Desligou e ficou ali, parada por alguns momentos. A solidão do apartamento a envolvia, como uma capa invisível que não podia se desprender. O que ela estava fazendo com sua vida? Por que aceitou esse compromisso? Será que o amor era apenas um mito, uma ideia inventada pelo mundo para manter as pessoas em um ciclo interminável de expectativas e desilusões?
Passou uma mão pelos cabelos, tentando afastar os pensamentos. Não podia negar que Rodrigo fora um bom companheiro em muitos sentidos: um homem bem-sucedido, capaz de lhe dar tudo o que uma mulher poderia desejar em termos materiais. Mas, seria isso suficiente para preenchê-la? Seria o suficiente para preencher o vazio que sentia no peito?
Flashback:
Lembrou-se do primeiro dia em que o conheceu. Rodrigo fora encantador, caloroso, interessado. Sua risada era genuína, seu olhar, profundo. No começo, ela acreditou ter encontrado alguém que poderia fazê-la feliz, alguém com quem compartilhar sua vida. Mas a felicidade que ela imaginava nunca chegou. Em vez disso, instalou-se uma rotina silenciosa que ela aceitou por medo de ser vista como fraca, por medo de enfrentar a realidade de que talvez sua escolha não tivesse sido a certa.

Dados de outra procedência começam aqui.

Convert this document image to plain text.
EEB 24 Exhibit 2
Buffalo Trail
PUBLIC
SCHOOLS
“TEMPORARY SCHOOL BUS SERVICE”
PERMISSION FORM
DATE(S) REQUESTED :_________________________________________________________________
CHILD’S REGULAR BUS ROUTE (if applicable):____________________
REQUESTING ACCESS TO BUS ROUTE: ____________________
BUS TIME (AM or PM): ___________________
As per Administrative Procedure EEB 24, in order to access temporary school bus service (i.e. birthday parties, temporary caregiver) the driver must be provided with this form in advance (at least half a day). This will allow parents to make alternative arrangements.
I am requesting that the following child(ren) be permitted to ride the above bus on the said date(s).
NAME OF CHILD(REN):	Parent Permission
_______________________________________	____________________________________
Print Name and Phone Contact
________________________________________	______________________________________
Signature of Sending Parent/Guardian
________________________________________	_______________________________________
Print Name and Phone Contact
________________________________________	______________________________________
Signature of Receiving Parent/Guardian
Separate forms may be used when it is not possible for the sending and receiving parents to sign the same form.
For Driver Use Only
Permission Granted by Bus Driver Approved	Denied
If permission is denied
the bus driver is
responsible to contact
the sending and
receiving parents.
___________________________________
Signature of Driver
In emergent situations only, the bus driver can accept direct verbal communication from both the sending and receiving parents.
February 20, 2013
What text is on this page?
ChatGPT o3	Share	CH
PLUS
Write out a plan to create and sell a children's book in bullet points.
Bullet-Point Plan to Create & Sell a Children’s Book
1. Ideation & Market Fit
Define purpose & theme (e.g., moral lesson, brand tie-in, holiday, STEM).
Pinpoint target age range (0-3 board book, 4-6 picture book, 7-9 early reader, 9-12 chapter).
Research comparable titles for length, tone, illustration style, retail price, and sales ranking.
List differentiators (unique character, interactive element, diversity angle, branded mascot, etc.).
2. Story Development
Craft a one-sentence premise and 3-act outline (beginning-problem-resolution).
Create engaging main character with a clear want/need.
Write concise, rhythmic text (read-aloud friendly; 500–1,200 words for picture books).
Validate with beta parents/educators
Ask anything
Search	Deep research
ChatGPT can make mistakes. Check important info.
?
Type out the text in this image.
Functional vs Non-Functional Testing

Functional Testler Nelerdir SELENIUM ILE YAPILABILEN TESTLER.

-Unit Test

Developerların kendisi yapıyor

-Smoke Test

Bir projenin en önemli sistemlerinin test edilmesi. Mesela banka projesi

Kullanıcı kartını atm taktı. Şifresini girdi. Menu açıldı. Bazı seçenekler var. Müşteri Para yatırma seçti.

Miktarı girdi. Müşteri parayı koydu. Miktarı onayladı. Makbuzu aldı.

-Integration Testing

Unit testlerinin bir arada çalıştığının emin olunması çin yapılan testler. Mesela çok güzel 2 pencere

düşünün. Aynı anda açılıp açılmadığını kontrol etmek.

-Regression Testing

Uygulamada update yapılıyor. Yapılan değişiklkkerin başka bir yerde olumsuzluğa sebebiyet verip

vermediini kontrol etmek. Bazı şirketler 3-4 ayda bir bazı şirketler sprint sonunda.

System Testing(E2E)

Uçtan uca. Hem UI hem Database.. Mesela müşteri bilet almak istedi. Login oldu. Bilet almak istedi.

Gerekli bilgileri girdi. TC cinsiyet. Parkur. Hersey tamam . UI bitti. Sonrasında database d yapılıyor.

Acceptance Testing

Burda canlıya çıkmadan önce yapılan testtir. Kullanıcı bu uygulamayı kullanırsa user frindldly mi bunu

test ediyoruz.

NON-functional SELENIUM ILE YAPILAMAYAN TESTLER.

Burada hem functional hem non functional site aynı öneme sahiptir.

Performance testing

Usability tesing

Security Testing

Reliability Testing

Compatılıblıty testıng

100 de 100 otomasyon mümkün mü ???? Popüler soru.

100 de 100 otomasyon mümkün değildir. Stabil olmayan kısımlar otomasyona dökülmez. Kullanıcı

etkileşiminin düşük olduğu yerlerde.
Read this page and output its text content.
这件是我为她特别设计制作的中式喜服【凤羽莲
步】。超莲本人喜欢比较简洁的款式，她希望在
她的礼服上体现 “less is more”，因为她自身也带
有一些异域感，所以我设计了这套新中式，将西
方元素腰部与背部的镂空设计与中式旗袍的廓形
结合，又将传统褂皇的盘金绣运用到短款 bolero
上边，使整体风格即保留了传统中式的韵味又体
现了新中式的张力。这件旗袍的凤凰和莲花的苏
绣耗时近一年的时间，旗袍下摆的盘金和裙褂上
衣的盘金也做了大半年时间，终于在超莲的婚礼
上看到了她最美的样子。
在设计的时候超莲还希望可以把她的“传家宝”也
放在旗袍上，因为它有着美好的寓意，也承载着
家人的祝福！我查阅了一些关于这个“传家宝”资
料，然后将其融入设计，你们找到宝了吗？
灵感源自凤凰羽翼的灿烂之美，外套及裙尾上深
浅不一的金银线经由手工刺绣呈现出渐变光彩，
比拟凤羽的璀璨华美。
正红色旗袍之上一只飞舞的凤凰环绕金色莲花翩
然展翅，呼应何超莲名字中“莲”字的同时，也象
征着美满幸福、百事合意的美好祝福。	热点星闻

Um forte golpe na porta a tirou de seus pensamentos.
- Ana Lucía, já está tarde! - A voz de sua mãe, sempre preocupada, chegou do corredor.
- Já vou, mãe. - Respondeu sem pressa.
Sabia que sua mãe sempre esperava que ela se casasse com Rodrigo. Que sua vida fosse perfeita. Sem sobressaltos. Mas o que ela realmente desejava não era essa perfeição, mas sentir que sua vida tinha algo mais do que simplesmente cumprir as expectativas dos outros.
Levantou-se, olhou seu reflexo mais uma vez e, sem mais, saiu do apartamento.
A vida continuava, como sempre. Mas dentro dela, algo estava mudando. Esse vazio em seu peito parecia piorar a cada dia que passava, e ela não sabia quanto mais poderia suportá-lo. Talvez fosse o momento de enfrentar o que realmente sentia... mesmo que isso significasse romper com tudo o que havia construído.